Stress lass nach! Diesen Stoßseufzer hat jeder von uns schon losgeschickt, wenn wieder mal alles zu viel war. Tagtäglich auf der Überholspur, immer erreichbar per Smartphone, stets auf mentale Top-Form programmiert und möglichst bei allen Events in der ersten Reihe sitzen – beruflicher Druck und Zeitgeist fordern ihren Tribut. Mindestens 80 Prozent aller Deutschen leiden laut einer Forsa-Studie an Stress und seinen Folgen. Denn als Dauerzustand ist er Ursache für viele körperliche und seelische Beschwerden.

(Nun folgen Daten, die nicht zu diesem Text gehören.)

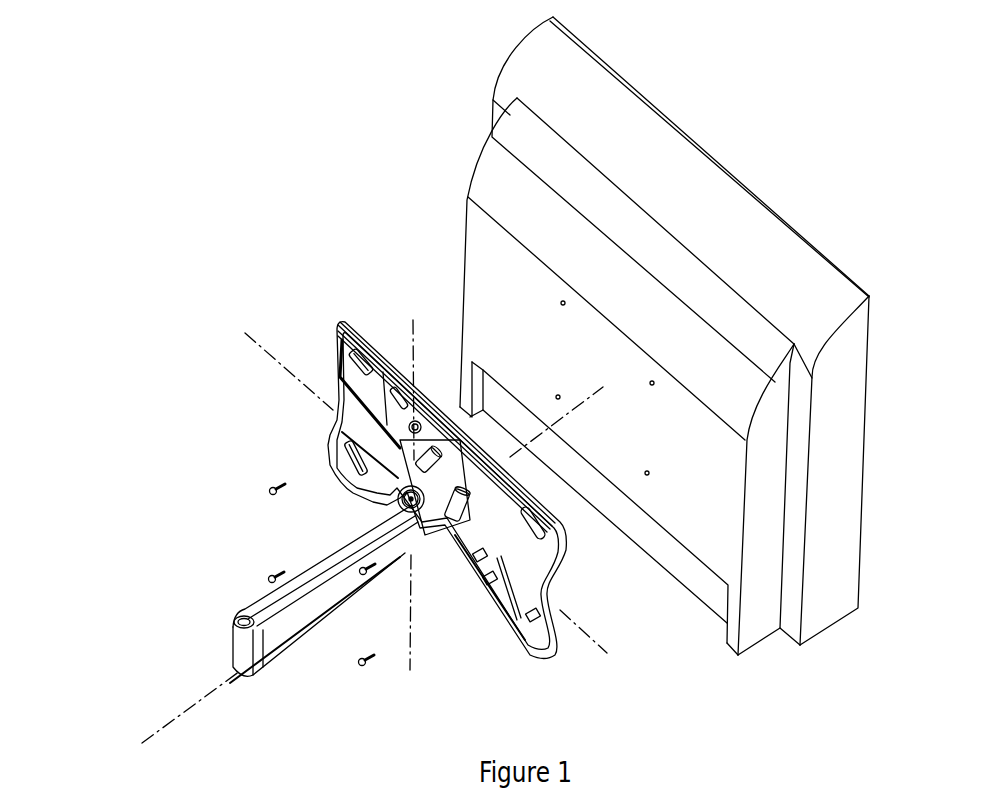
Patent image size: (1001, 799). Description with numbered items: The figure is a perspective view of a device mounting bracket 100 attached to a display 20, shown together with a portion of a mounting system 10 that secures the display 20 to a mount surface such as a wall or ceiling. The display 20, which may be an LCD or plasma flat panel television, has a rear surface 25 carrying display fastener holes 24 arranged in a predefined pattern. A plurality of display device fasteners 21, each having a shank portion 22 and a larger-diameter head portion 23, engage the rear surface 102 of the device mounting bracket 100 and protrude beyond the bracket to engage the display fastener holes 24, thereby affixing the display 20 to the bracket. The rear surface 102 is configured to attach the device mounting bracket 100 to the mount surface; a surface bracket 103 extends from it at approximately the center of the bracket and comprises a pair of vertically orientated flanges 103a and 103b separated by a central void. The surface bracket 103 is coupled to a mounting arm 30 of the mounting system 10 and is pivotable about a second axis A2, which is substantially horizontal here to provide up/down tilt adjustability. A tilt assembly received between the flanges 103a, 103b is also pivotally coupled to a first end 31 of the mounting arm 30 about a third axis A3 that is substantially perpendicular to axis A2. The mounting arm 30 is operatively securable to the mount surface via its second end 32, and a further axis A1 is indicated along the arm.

The mounting system 10 is at (172, 362).
The display 20 is at (843, 427).
The display device fasteners 21 is at (418, 613).
The shank portion 22 is at (395, 683).
The head portion 23 is at (358, 665).
The display fastener holes 24 is at (408, 258).
The rear surface 25 is at (482, 237).
The mounting arm 30 is at (332, 602).
The first end 31 is at (408, 507).
The second end 32 is at (245, 678).
The device mounting bracket 100 is at (337, 325).
The rear surface 102 is at (538, 633).
The surface bracket 103 is at (447, 508).
The flange 103a is at (455, 424).
The flange 103b is at (465, 503).
The first axis A1 is at (355, 575).
The second axis A2 is at (426, 493).
The third axis A3 is at (426, 491).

Doch Stress ist nicht gleich Stress. Ganz ohne geht es nicht. Wir wären sonst nicht in der Lage, unser Bestes zu geben, um den Chef zufrieden zu stellen oder den ganz normalen Wahnsinn des Alltags mit nervigen Staus im Straßenverkehr, langen Schlangen an der Supermarktkasse und den kurzfristig beschlossenen Erzieherstreik in der Kita zu meistern.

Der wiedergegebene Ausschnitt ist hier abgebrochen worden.